郡内地方 気になる地名U 「風呂」

 登山の後や、峠歩きの後に、山あいの温泉でひと風呂浴びるのは格別でありますが、
今回取り上げる「風呂」は、その風呂とはちょっと違うようです。


中風呂バス停

 以前、西原峠・佐野峠を訪れようと大月の奥、
葛野川沿いの集落に赴いたことがあります。

その佐野峠入口の近くに「中風呂」というバス停があり、
面白い地名であると思っていました。
よく探してみると、郡内地域や奥多摩には「風呂」という
地名が各地に見られます。

一体、どういう意味なのでしょうか?
確かに「中風呂」バス停前には、松姫鉱泉という
お風呂がありますが・・・。


バス道から峠の入口へ


葛野川を橋で渡る

ちなみに、西原峠・佐野峠ですが、天気が悪くて峠行は中止しました。
(実は天気だけでなく、夏草が茂り ヘビの出現や蜘蛛の巣におののき撤退したとも・・・)


一軒家裏の分岐と石標
ここで右、西原道と左、小菅道に分岐


「右、西原 左、秩父・小菅」の石標

葛野川を橋で渡り、通称一軒家の裏手には、有名な道標があります。
これを見るだけでも価値があるのです。 かつて村里と村里とを結ぶ一級幹線道だった名残です。
奈良倉山周辺域の西原峠・佐野峠・十文字峠は、林道延長工事で変貌が激しいようなので、
かつての古道が消える前に、是非訪れたいものです。

(参考) 佐野峠に関しては、
     『あしなか208号』(山村民俗の会)の「消えゆく峠を探る・甲州郡内佐野峠考」(杉崎満寿夫)が役に立ちます。

 


山風呂バス停

上野原にも、「山風呂」という「風呂」系地名があります。


奥多摩の雲風呂

奥多摩湖の北岸、小河内小学校近くには「雲風呂」という
「風呂」系地名があります。


奥多摩の金風呂

奥多摩湖の西、大寺山の麓には「金風呂」という
「風呂」系地名があります。

金風呂は信玄の隠し湯として、古くから湧出していたという。
一時、湯口が塞がっていたが青梅街道を拡張した際に
突然、再び湧き出したという。

  他にも、小菅川流域に「釜風呂」、高水山南麓に「山風呂」、
南秋川流域に「中風呂」などの「風呂系地名」があるようです。

奥多摩湖周辺は、確かに温泉が沸いている所もあるので、「風呂」系地名は温泉の湧出を意味する
地名なのかもしれませんね。

それにしても「風呂」の前につく「雲」、「金」、「中」、「山」、「釜」というのは何なのでしょうか?
また、これまた各地にある「不老」という地名にも、「フロウ」=「フロ」との音の響きに近しいものを感じます。
なにか関連があるのでしょうか?

『奥多摩風土記』(大館勇吉・武蔵野郷土史刊行会)によると、
「‘フロ’とは風呂から湯気の立つように湧水から湯気の立つ所の地名で奥多摩湖畔の雲風呂や
日原道の不老等も同義語です。
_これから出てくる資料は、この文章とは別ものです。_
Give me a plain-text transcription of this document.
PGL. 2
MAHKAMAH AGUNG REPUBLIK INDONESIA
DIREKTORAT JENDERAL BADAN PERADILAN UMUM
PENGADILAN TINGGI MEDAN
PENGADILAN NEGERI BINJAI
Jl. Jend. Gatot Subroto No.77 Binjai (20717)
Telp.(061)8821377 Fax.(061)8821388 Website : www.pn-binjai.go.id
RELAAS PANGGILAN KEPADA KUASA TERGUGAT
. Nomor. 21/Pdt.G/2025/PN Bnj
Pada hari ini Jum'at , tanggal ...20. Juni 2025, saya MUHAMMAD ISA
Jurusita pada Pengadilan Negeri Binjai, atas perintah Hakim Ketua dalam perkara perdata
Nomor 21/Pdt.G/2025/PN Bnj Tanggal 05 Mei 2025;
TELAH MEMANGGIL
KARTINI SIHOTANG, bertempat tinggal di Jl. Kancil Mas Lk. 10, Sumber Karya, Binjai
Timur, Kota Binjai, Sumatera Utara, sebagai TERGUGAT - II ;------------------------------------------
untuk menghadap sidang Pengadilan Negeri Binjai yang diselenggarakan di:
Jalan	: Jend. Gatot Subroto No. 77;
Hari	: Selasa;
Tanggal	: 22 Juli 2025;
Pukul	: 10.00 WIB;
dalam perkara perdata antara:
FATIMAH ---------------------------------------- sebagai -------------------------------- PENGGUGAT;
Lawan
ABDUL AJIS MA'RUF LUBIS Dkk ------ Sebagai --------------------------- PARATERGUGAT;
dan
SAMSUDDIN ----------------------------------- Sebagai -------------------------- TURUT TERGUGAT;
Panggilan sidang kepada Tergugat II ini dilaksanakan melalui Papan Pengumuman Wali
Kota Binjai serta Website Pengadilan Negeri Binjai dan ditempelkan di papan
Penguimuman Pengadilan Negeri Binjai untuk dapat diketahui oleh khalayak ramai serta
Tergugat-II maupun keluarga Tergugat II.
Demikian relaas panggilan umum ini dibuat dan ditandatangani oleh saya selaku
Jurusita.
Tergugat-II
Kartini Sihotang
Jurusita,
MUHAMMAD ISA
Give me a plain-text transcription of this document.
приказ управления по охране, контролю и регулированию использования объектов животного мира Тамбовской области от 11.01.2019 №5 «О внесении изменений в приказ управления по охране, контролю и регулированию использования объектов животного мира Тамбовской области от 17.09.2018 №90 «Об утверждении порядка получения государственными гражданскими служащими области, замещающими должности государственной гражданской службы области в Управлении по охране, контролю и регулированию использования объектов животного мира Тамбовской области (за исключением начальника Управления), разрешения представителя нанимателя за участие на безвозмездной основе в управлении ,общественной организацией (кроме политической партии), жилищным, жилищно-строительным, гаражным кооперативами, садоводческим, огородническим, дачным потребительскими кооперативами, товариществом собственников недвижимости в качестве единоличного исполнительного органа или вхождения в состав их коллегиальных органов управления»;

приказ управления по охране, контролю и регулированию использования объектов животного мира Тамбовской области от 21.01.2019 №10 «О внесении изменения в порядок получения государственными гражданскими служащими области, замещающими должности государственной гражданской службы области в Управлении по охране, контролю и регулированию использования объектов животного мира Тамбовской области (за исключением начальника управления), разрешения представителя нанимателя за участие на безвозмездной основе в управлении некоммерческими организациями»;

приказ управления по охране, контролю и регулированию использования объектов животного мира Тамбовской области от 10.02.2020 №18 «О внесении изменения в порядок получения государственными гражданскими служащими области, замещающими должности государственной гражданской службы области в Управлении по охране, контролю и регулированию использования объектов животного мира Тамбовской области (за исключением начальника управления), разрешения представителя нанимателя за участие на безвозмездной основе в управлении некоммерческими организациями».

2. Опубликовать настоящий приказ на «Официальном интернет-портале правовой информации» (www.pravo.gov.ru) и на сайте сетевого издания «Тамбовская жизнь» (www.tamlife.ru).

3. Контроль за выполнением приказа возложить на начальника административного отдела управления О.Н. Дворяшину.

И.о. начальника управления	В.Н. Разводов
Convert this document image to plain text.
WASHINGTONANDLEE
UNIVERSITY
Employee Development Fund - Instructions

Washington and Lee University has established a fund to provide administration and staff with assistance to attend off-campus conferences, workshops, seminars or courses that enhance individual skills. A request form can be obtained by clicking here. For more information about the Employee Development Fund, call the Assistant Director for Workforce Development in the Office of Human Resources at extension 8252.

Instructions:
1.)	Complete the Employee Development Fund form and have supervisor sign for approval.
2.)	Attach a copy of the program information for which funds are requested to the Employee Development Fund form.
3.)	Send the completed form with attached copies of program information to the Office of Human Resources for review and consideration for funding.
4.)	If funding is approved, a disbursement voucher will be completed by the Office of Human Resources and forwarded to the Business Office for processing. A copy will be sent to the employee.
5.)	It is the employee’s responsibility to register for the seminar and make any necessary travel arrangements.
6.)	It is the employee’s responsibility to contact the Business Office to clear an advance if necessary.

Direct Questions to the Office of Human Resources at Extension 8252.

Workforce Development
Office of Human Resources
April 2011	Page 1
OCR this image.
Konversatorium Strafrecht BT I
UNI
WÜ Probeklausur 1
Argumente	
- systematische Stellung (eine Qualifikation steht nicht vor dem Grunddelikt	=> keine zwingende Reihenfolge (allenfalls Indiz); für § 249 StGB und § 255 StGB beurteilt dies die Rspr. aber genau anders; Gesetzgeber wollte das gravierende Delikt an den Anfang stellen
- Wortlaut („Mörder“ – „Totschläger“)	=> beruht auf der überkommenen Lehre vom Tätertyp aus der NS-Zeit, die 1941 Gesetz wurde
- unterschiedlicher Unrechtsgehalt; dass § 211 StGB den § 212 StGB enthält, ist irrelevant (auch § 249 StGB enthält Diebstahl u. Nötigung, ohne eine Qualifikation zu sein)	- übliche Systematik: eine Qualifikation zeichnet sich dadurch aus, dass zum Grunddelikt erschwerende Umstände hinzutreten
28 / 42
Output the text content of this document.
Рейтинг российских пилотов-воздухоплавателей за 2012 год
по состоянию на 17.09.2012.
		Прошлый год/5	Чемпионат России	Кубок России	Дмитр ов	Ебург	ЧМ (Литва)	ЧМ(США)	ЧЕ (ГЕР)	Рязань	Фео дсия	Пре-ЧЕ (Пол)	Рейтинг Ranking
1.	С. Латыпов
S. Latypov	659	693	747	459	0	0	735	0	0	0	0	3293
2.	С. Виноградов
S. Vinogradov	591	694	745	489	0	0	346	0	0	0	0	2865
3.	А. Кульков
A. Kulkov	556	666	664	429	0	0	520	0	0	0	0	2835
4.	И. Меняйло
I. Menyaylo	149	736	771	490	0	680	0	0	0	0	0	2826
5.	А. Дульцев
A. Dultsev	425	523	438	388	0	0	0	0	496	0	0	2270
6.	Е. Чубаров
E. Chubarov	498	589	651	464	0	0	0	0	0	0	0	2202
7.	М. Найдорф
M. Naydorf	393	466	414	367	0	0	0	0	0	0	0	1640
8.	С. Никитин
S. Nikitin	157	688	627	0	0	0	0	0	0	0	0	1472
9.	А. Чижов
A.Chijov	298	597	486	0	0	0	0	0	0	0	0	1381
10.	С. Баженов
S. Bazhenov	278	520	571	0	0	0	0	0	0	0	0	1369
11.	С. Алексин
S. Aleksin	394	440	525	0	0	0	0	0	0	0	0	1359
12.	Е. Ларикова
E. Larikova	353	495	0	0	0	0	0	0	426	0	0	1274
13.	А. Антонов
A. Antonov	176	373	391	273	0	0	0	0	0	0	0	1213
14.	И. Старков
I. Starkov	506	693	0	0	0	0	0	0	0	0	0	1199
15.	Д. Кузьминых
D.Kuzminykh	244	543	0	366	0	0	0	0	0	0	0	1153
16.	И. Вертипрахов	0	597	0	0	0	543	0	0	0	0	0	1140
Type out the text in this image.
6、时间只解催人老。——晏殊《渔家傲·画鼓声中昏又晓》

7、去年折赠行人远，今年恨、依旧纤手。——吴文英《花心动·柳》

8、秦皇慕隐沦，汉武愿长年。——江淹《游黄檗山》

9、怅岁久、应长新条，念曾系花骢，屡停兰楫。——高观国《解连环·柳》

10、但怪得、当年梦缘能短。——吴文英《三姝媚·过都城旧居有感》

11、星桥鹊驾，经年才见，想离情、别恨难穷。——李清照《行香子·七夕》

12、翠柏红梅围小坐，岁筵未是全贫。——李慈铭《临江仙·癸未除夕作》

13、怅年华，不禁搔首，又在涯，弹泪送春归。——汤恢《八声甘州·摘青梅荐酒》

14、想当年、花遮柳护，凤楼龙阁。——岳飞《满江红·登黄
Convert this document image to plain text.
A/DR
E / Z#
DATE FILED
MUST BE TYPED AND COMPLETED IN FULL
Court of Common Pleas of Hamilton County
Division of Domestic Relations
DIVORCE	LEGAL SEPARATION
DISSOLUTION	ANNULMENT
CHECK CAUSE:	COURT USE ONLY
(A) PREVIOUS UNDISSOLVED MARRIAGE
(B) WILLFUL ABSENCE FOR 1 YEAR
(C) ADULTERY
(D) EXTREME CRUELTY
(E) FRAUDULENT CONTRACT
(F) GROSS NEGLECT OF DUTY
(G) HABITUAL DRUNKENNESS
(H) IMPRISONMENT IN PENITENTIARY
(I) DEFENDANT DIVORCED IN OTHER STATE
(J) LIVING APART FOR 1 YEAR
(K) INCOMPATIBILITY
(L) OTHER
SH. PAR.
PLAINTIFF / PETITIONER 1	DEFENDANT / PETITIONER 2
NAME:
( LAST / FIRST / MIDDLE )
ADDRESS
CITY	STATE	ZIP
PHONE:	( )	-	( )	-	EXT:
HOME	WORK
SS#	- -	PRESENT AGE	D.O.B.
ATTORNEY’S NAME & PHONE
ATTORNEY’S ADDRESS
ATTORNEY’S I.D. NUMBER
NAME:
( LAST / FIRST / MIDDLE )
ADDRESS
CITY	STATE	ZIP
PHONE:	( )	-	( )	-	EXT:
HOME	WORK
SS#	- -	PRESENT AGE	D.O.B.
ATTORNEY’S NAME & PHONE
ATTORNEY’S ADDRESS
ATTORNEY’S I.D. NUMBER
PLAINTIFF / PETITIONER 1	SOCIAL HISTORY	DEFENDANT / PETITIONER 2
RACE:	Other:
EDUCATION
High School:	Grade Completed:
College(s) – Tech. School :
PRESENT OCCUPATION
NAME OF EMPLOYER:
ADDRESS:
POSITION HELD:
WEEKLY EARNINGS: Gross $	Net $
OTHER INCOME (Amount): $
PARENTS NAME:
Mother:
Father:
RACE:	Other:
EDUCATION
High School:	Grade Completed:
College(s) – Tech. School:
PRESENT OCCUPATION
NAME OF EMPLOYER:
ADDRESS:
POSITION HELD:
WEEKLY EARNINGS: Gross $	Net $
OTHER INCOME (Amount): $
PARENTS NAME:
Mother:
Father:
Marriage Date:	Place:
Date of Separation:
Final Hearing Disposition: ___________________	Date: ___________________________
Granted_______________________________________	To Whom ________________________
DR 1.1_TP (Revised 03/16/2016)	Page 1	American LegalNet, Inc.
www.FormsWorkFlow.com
金風呂とは金気色をした岩石から噴出する鉱泉の湯気による
地名でしょう。」 としています。

また、『山と集落』(舞田一夫・集団形星)によると、
「雲風呂のフロは石室のことで・・・」 とあります。

「風呂」とは、温泉のような湧出のある地と、ムロからの転化で「篭る所」を意味する石室、石窟、岩屋
などの地を表わすようであります。

しかし、『奥多摩』(宮内敏雄・百水社)には。
「不老の名は風呂、吹路とも宛字され・・・・フロウはヌタ場を意味する。」ともあります。
猪や鹿たちの「お風呂場」と考えれば、「風呂」の字面にも頷けます。

地名用語辞典をひもとけば、「フロ」には「森」の意味もあるようです。
また、「神のいます所」「神の鎮座地名の称」とする地域もあるようです。

ますます謎が深まりましたが、個々の風呂について肩まで浸かり、じっくり調査する必要があるようです。

地名の研究は難しく、素人が手を出すべきではないと、地名研究の大家である柳田國男氏も
述べていることなので、「風呂」地名について風呂敷を広げるのはこの辺で終了と致します。
地名の風呂のことばかりに気を奪われて、肝心の峠あるき後の心地好いひと風呂を忘れないように。